China announced plans in April to establish Xiongan New Area, a new economic zone about 100 kilometers southwest of Beijing that covers Xiongxian, Rongcheng and Anxin counties in Hebei province.
The plans include buildings, such as entertainment complexes and logistics and transportation hubs, some underground.
Experts from China Geological Survey, a research bureau under the Ministry of Land and Resources, started the first stage of their survey in June.
Over 1,700 experts have participated in the first phase of the survey, which covered 1,770 square kilometers in the region, collecting extensive data on water, soil and other geological information.
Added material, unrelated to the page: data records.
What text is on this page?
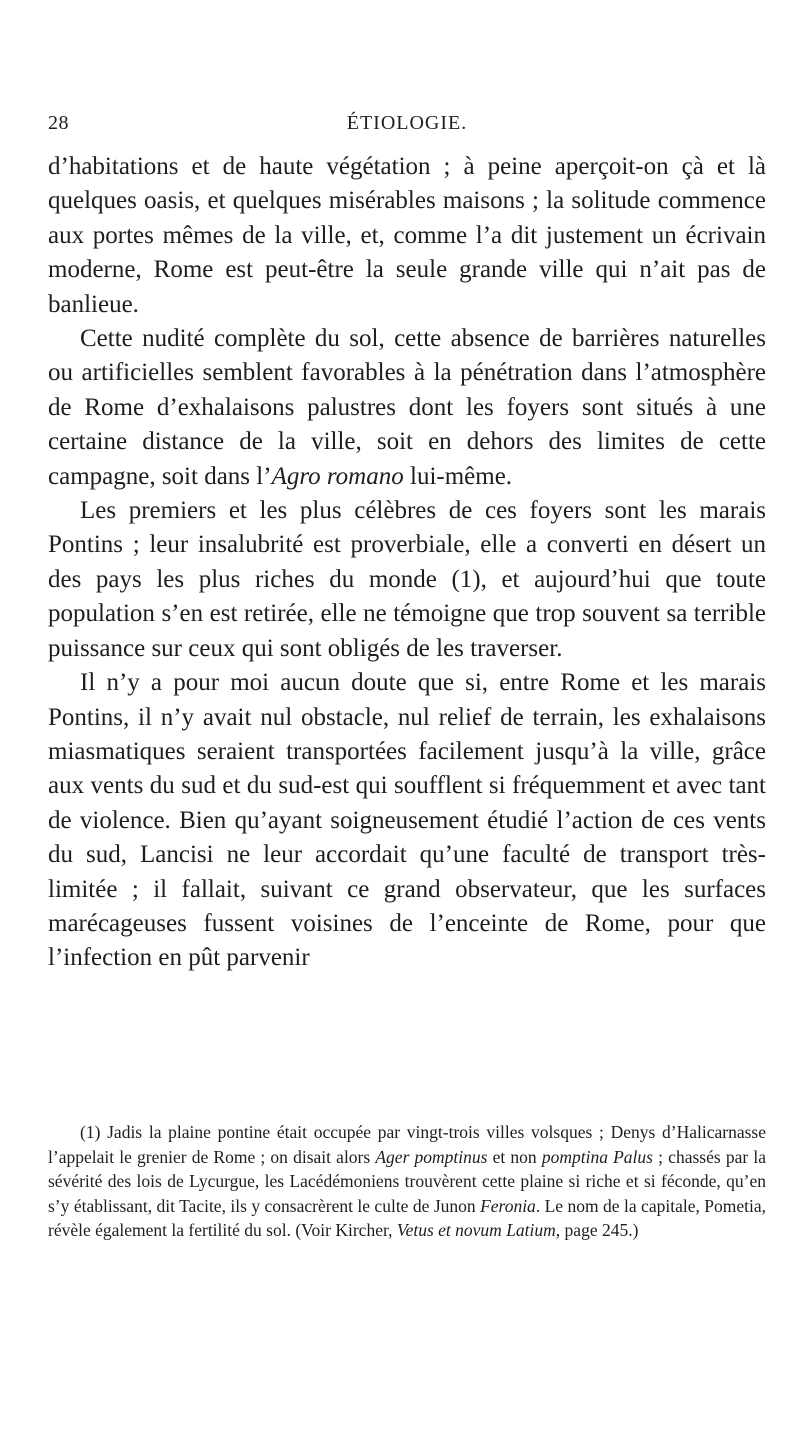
28	ÉTIOLOGIE.

d’habitations et de haute végétation ; à peine aperçoit-on çà et là quelques oasis, et quelques misérables maisons ; la solitude commence aux portes mêmes de la ville, et, comme l’a dit justement un écrivain moderne, Rome est peut-être la seule grande ville qui n’ait pas de banlieue.

Cette nudité complète du sol, cette absence de barrières naturelles ou artificielles semblent favorables à la pénétration dans l’atmosphère de Rome d’exhalaisons palustres dont les foyers sont situés à une certaine distance de la ville, soit en dehors des limites de cette campagne, soit dans l’Agro romano lui-même.

Les premiers et les plus célèbres de ces foyers sont les marais Pontins ; leur insalubrité est proverbiale, elle a converti en désert un des pays les plus riches du monde (1), et aujourd’hui que toute population s’en est retirée, elle ne témoigne que trop souvent sa terrible puissance sur ceux qui sont obligés de les traverser.

Il n’y a pour moi aucun doute que si, entre Rome et les marais Pontins, il n’y avait nul obstacle, nul relief de terrain, les exhalaisons miasmatiques seraient transportées facilement jusqu’à la ville, grâce aux vents du sud et du sud-est qui soufflent si fréquemment et avec tant de violence. Bien qu’ayant soigneusement étudié l’action de ces vents du sud, Lancisi ne leur accordait qu’une faculté de transport très-limitée ; il fallait, suivant ce grand observateur, que les surfaces marécageuses fussent voisines de l’enceinte de Rome, pour que l’infection en pût parvenir

(1) Jadis la plaine pontine était occupée par vingt-trois villes volsques ; Denys d’Halicarnasse l’appelait le grenier de Rome ; on disait alors Ager pomptinus et non pomptina Palus ; chassés par la sévérité des lois de Lycurgue, les Lacédémoniens trouvèrent cette plaine si riche et si féconde, qu’en s’y établissant, dit Tacite, ils y consacrèrent le culte de Junon Feronia. Le nom de la capitale, Pometia, révèle également la fertilité du sol. (Voir Kircher, Vetus et novum Latium, page 245.)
They concluded that 89.5 percent of the surveyed land is geologically stable and “suitable or relatively suitable for construction”, but they warned authorities should be aware of the land subsidence.
There is no heavy metal pollution on 99.3 percent of the land, and 1,533 hectares is good farmland－573 hectares, were found to be rich in selenium, an essential trace element that is good for human health.
“It’s valuable, high-quality farmland without pollution in the region, and we suggest the authorities make better use of it and set it up as a special farmland zone with extra protection,” Ma Zhen, head of the geological survey groups in Xiongan, said on Aug 23.
Xiongan also has good groundwater, said Hao Aibing, director of the research bureau’s hydrogeological environment department. Seventy-eight percent of it in the shallow layer－up to 150 meters deep－and 95 percent from the deep layer could be drinkable immediately or after simple treatment.
The geologists also found that Xiongan New Area has rich geothermal energy resources in the shallow layer－up to 200 meters deep－which could make the area more ecologically sound.
Geological survey authorities intend to continue collecting data on the area.
By 2020, they will present comprehensive findings as the “transparent Xiongan” system, a compilation of multifaceted data from continuing surveys of space, resources, environment, and potential disasters, to fully support the city’s growth.